Thursday, January 03, 2013

Gérard Depardieu Granted Russian Citizenship

A few days after Vladimir Putin offered a Russian passport to Gérard Depardieu, the (now ex-) French movie star, disgusted with French taxes and offended by his treatment from France's ruling socialists and cultural élites, has accepted and, according to the Kremlin, become a Russian citizen.

Go to the BBC link to see Moscow residents commenting on Depardieu becoming a Russian citizen ("Let the president of France tax [wonderful French actors] even more, so they'll all come to live here", 01:45).

UpdateDepardieu Has Long Phone Conversation with French President Hollande

In related news, it emerges that at least one of the places that the name de Pardieu ("by God") comes from is Normandy and that the family's motto was Win or Die, i.e., Victory or Death. More interesting, according to some (rare) French libertarians, Nounours (or Teddy Bear, as Gégé has been known since gaining weight) has an extremely appropriate name, as Depardieu can also come from la Part-Dieu (God's Portion), an expression referring to the place where, in the Middle Ages, one went to to pay one's tithe — "an iniquitous tax" not abolished until the 1789 revolution.
Gérard Depardieu porte bien son nom. "Depardieu" désignait, au Moyen-Âge, le lieu où l'on payait la dîme, impôt inique aboli en 1789. 
Indeed, according to Wikipedia,
Ce toponyme désignait soit une terre ecclésiastique, soit le lieu où étaient recueillis les produits de la dîme.

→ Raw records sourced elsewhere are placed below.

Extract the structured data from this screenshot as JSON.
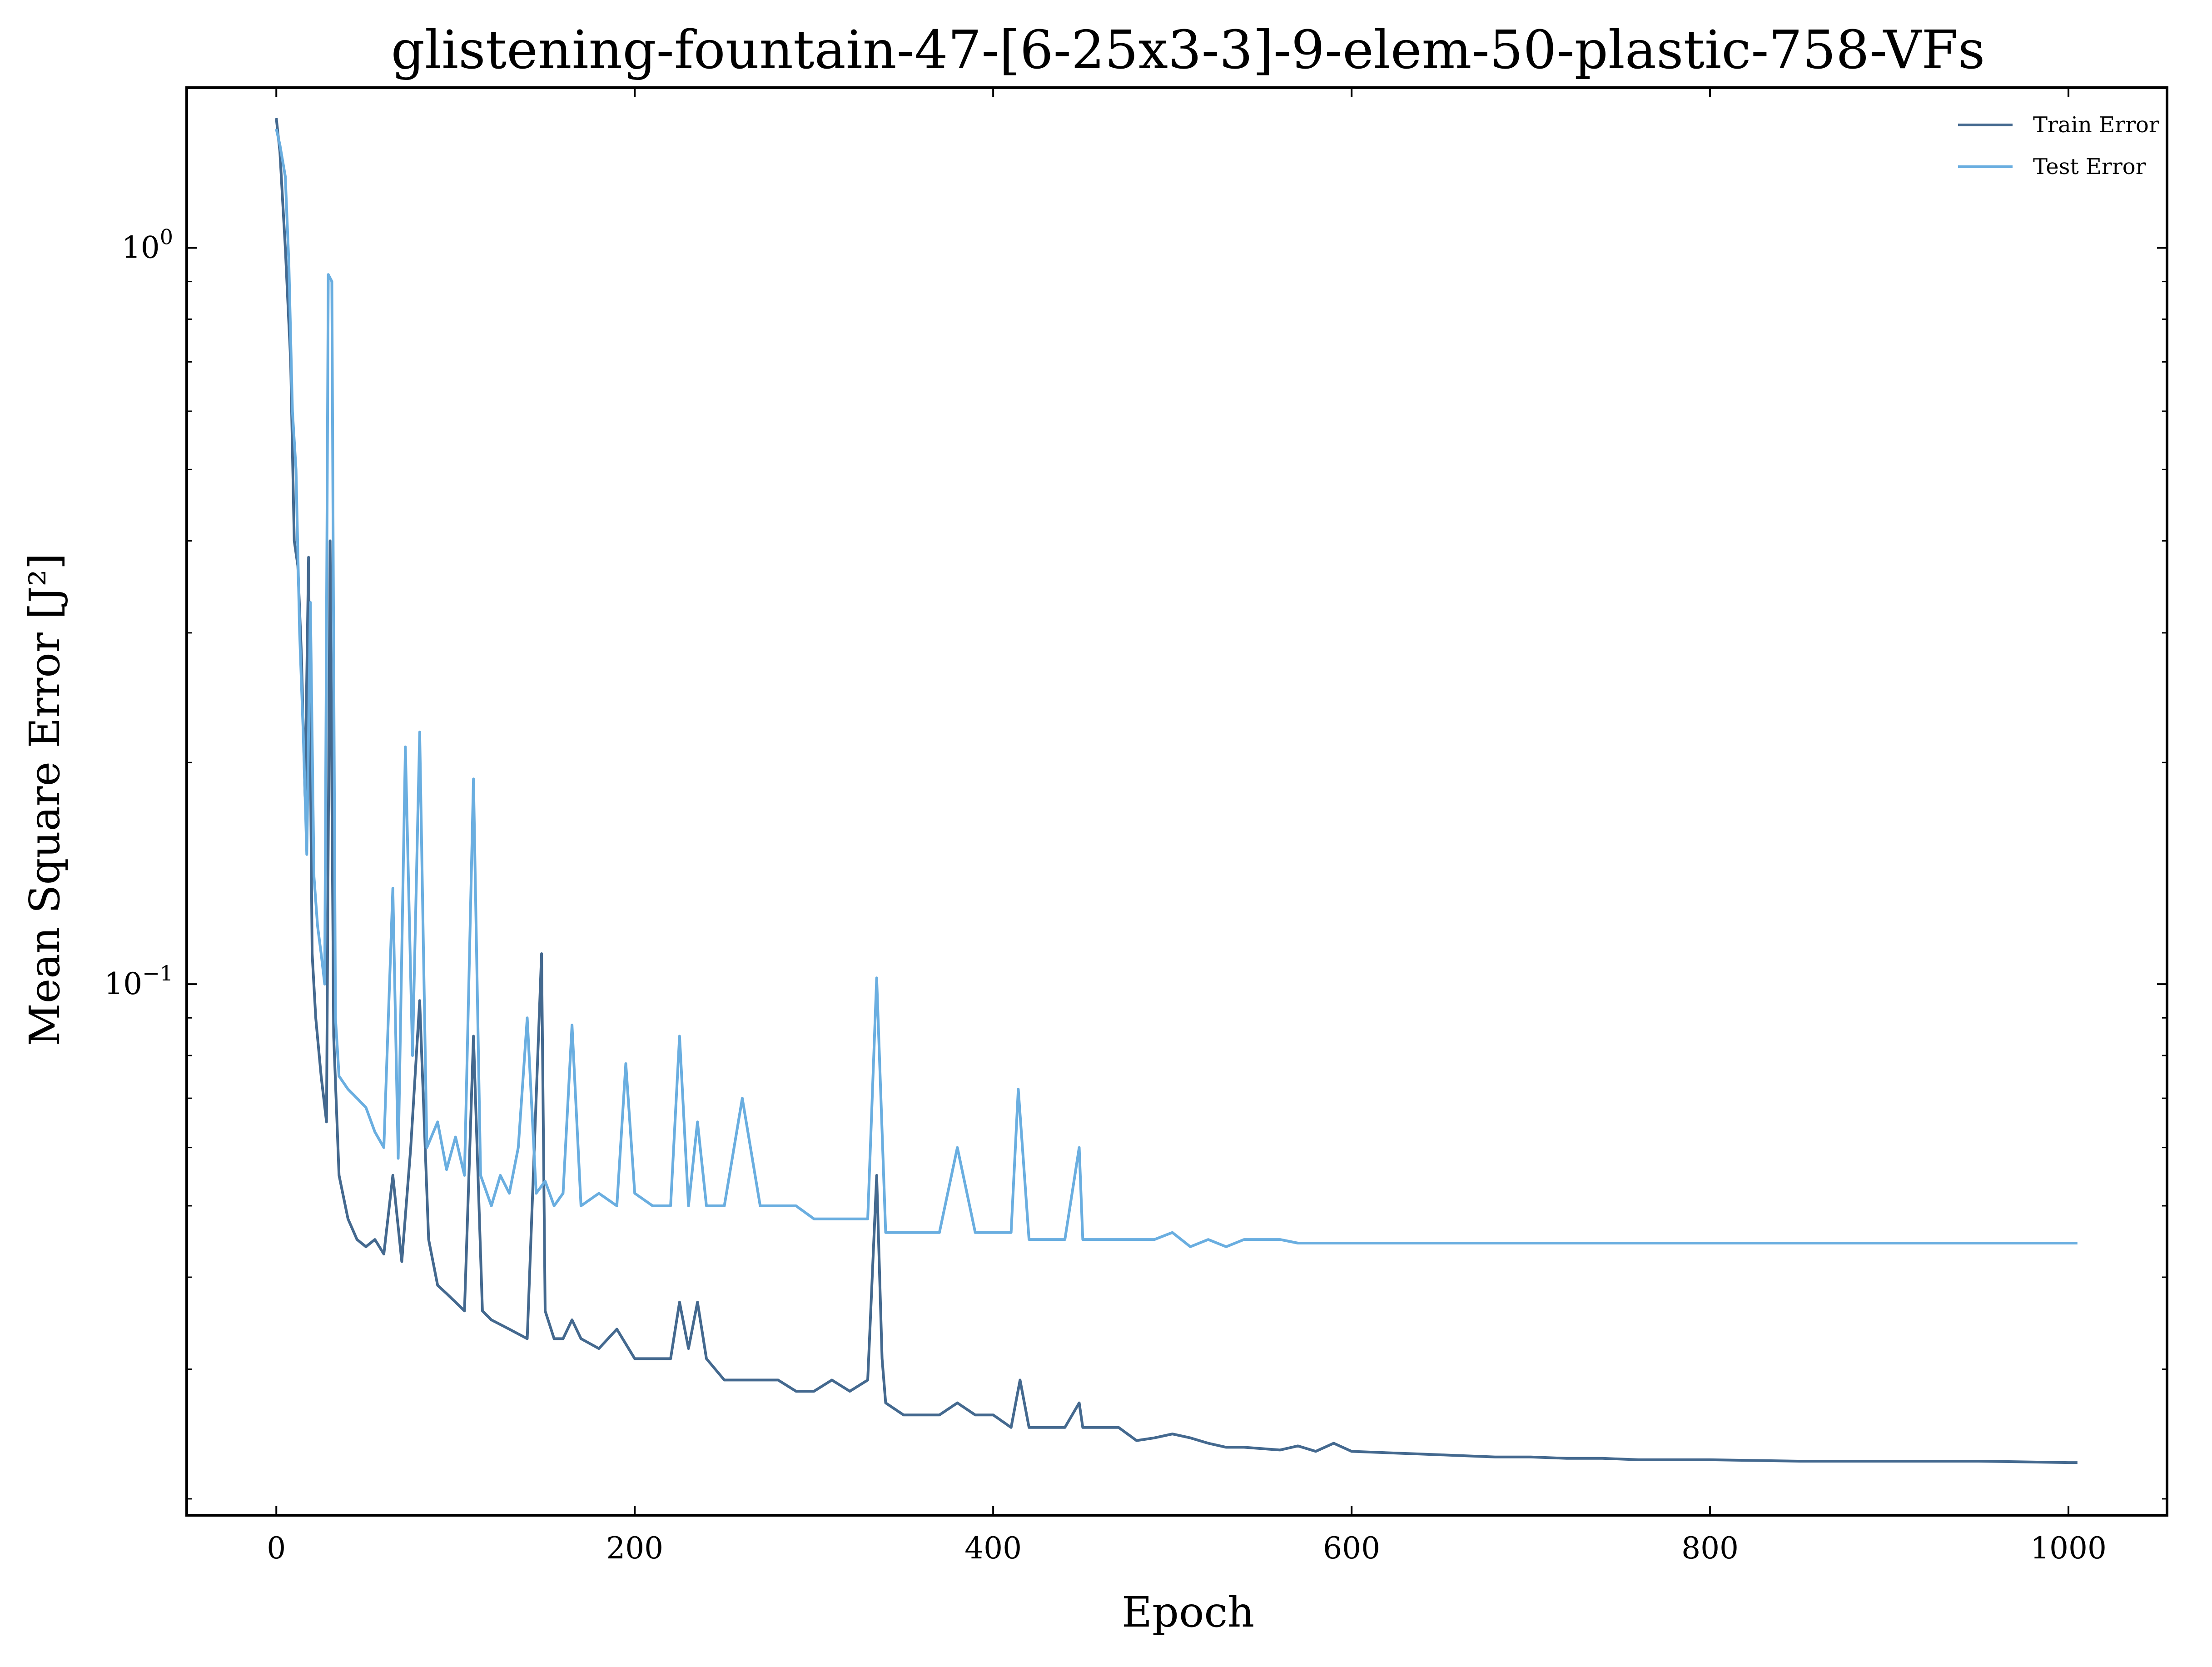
{
  "chart_data": {
    "type": "line",
    "title": "glistening-fountain-47-[6-25x3-3]-9-elem-50-plastic-758-VFs",
    "xlabel": "Epoch",
    "ylabel": "Mean Square Error [J²]",
    "yscale": "log",
    "xlim": [
      -50,
      1055
    ],
    "ylim": [
      0.019,
      1.65
    ],
    "xticks": [
      {
        "value": 0,
        "label": "0"
      },
      {
        "value": 200,
        "label": "200"
      },
      {
        "value": 400,
        "label": "400"
      },
      {
        "value": 600,
        "label": "600"
      },
      {
        "value": 800,
        "label": "800"
      },
      {
        "value": 1000,
        "label": "1000"
      }
    ],
    "yticks": [
      {
        "value": 1.0,
        "base": "10",
        "exp": "0"
      },
      {
        "value": 0.1,
        "base": "10",
        "exp": "−1"
      }
    ],
    "grid": false,
    "legend_position": "top-right",
    "series": [
      {
        "name": "Train Error",
        "color": "#44698f",
        "points": [
          [
            0,
            1.5
          ],
          [
            2,
            1.35
          ],
          [
            5,
            1.0
          ],
          [
            8,
            0.7
          ],
          [
            10,
            0.4
          ],
          [
            12,
            0.37
          ],
          [
            14,
            0.28
          ],
          [
            16,
            0.18
          ],
          [
            18,
            0.38
          ],
          [
            20,
            0.11
          ],
          [
            22,
            0.09
          ],
          [
            25,
            0.075
          ],
          [
            28,
            0.065
          ],
          [
            30,
            0.4
          ],
          [
            32,
            0.085
          ],
          [
            35,
            0.055
          ],
          [
            40,
            0.048
          ],
          [
            45,
            0.045
          ],
          [
            50,
            0.044
          ],
          [
            55,
            0.045
          ],
          [
            60,
            0.043
          ],
          [
            65,
            0.055
          ],
          [
            70,
            0.042
          ],
          [
            75,
            0.06
          ],
          [
            80,
            0.095
          ],
          [
            85,
            0.045
          ],
          [
            90,
            0.039
          ],
          [
            95,
            0.038
          ],
          [
            100,
            0.037
          ],
          [
            105,
            0.036
          ],
          [
            110,
            0.085
          ],
          [
            115,
            0.036
          ],
          [
            120,
            0.035
          ],
          [
            130,
            0.034
          ],
          [
            140,
            0.033
          ],
          [
            145,
            0.07
          ],
          [
            148,
            0.11
          ],
          [
            150,
            0.036
          ],
          [
            155,
            0.033
          ],
          [
            160,
            0.033
          ],
          [
            165,
            0.035
          ],
          [
            170,
            0.033
          ],
          [
            180,
            0.032
          ],
          [
            190,
            0.034
          ],
          [
            200,
            0.031
          ],
          [
            210,
            0.031
          ],
          [
            220,
            0.031
          ],
          [
            225,
            0.037
          ],
          [
            230,
            0.032
          ],
          [
            235,
            0.037
          ],
          [
            240,
            0.031
          ],
          [
            250,
            0.029
          ],
          [
            260,
            0.029
          ],
          [
            270,
            0.029
          ],
          [
            280,
            0.029
          ],
          [
            290,
            0.028
          ],
          [
            300,
            0.028
          ],
          [
            310,
            0.029
          ],
          [
            320,
            0.028
          ],
          [
            330,
            0.029
          ],
          [
            335,
            0.055
          ],
          [
            338,
            0.031
          ],
          [
            340,
            0.027
          ],
          [
            350,
            0.026
          ],
          [
            360,
            0.026
          ],
          [
            370,
            0.026
          ],
          [
            380,
            0.027
          ],
          [
            390,
            0.026
          ],
          [
            400,
            0.026
          ],
          [
            410,
            0.025
          ],
          [
            415,
            0.029
          ],
          [
            420,
            0.025
          ],
          [
            430,
            0.025
          ],
          [
            440,
            0.025
          ],
          [
            448,
            0.027
          ],
          [
            450,
            0.025
          ],
          [
            460,
            0.025
          ],
          [
            470,
            0.025
          ],
          [
            480,
            0.024
          ],
          [
            490,
            0.0242
          ],
          [
            500,
            0.0245
          ],
          [
            510,
            0.0242
          ],
          [
            520,
            0.0238
          ],
          [
            530,
            0.0235
          ],
          [
            540,
            0.0235
          ],
          [
            550,
            0.0234
          ],
          [
            560,
            0.0233
          ],
          [
            570,
            0.0236
          ],
          [
            580,
            0.0232
          ],
          [
            590,
            0.0238
          ],
          [
            600,
            0.0232
          ],
          [
            620,
            0.0231
          ],
          [
            640,
            0.023
          ],
          [
            660,
            0.0229
          ],
          [
            680,
            0.0228
          ],
          [
            700,
            0.0228
          ],
          [
            720,
            0.0227
          ],
          [
            740,
            0.0227
          ],
          [
            760,
            0.0226
          ],
          [
            780,
            0.0226
          ],
          [
            800,
            0.0226
          ],
          [
            850,
            0.0225
          ],
          [
            900,
            0.0225
          ],
          [
            950,
            0.0225
          ],
          [
            1000,
            0.0224
          ],
          [
            1005,
            0.0224
          ]
        ]
      },
      {
        "name": "Test Error",
        "color": "#6aaee0",
        "points": [
          [
            0,
            1.45
          ],
          [
            2,
            1.38
          ],
          [
            5,
            1.25
          ],
          [
            7,
            0.95
          ],
          [
            9,
            0.6
          ],
          [
            11,
            0.5
          ],
          [
            13,
            0.3
          ],
          [
            15,
            0.22
          ],
          [
            17,
            0.15
          ],
          [
            19,
            0.33
          ],
          [
            21,
            0.14
          ],
          [
            23,
            0.12
          ],
          [
            25,
            0.11
          ],
          [
            27,
            0.1
          ],
          [
            29,
            0.92
          ],
          [
            31,
            0.9
          ],
          [
            33,
            0.09
          ],
          [
            35,
            0.075
          ],
          [
            40,
            0.072
          ],
          [
            45,
            0.07
          ],
          [
            50,
            0.068
          ],
          [
            55,
            0.063
          ],
          [
            60,
            0.06
          ],
          [
            65,
            0.135
          ],
          [
            68,
            0.058
          ],
          [
            72,
            0.21
          ],
          [
            76,
            0.08
          ],
          [
            80,
            0.22
          ],
          [
            84,
            0.06
          ],
          [
            90,
            0.065
          ],
          [
            95,
            0.056
          ],
          [
            100,
            0.062
          ],
          [
            105,
            0.055
          ],
          [
            110,
            0.19
          ],
          [
            114,
            0.055
          ],
          [
            120,
            0.05
          ],
          [
            125,
            0.055
          ],
          [
            130,
            0.052
          ],
          [
            135,
            0.06
          ],
          [
            140,
            0.09
          ],
          [
            145,
            0.052
          ],
          [
            150,
            0.054
          ],
          [
            155,
            0.05
          ],
          [
            160,
            0.052
          ],
          [
            165,
            0.088
          ],
          [
            170,
            0.05
          ],
          [
            180,
            0.052
          ],
          [
            190,
            0.05
          ],
          [
            195,
            0.078
          ],
          [
            200,
            0.052
          ],
          [
            210,
            0.05
          ],
          [
            220,
            0.05
          ],
          [
            225,
            0.085
          ],
          [
            230,
            0.05
          ],
          [
            235,
            0.065
          ],
          [
            240,
            0.05
          ],
          [
            250,
            0.05
          ],
          [
            260,
            0.07
          ],
          [
            270,
            0.05
          ],
          [
            280,
            0.05
          ],
          [
            290,
            0.05
          ],
          [
            300,
            0.048
          ],
          [
            310,
            0.048
          ],
          [
            320,
            0.048
          ],
          [
            330,
            0.048
          ],
          [
            335,
            0.102
          ],
          [
            340,
            0.046
          ],
          [
            350,
            0.046
          ],
          [
            360,
            0.046
          ],
          [
            370,
            0.046
          ],
          [
            380,
            0.06
          ],
          [
            390,
            0.046
          ],
          [
            400,
            0.046
          ],
          [
            410,
            0.046
          ],
          [
            414,
            0.072
          ],
          [
            420,
            0.045
          ],
          [
            430,
            0.045
          ],
          [
            440,
            0.045
          ],
          [
            448,
            0.06
          ],
          [
            450,
            0.045
          ],
          [
            460,
            0.045
          ],
          [
            470,
            0.045
          ],
          [
            480,
            0.045
          ],
          [
            490,
            0.045
          ],
          [
            500,
            0.046
          ],
          [
            510,
            0.044
          ],
          [
            520,
            0.045
          ],
          [
            530,
            0.044
          ],
          [
            540,
            0.045
          ],
          [
            550,
            0.045
          ],
          [
            560,
            0.045
          ],
          [
            570,
            0.0445
          ],
          [
            580,
            0.0445
          ],
          [
            600,
            0.0445
          ],
          [
            620,
            0.0445
          ],
          [
            640,
            0.0445
          ],
          [
            660,
            0.0445
          ],
          [
            680,
            0.0445
          ],
          [
            700,
            0.0445
          ],
          [
            750,
            0.0445
          ],
          [
            800,
            0.0445
          ],
          [
            850,
            0.0445
          ],
          [
            900,
            0.0445
          ],
          [
            950,
            0.0445
          ],
          [
            1000,
            0.0445
          ],
          [
            1005,
            0.0445
          ]
        ]
      }
    ]
  }
}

Pat Buchanan puts it this way:
Socialism creates and exacerbates a conflict in loyalties. A regime that takes three of every four dollars a man earns is an enemy of what that man works to accomplish for himself and his family.

… Californians flee to Nevada, Arizona, Idaho and Colorado to escape Golden State taxes. Are they disloyal to their home state, or are they doing what is right by their families, their first responsibility?

… For many successful Americans, over half of all they earn is now taken by government.

… Can a man love his country and hate its government? Of course. Ask Alexander Solzhenitsyn. Ask the patriots of '76.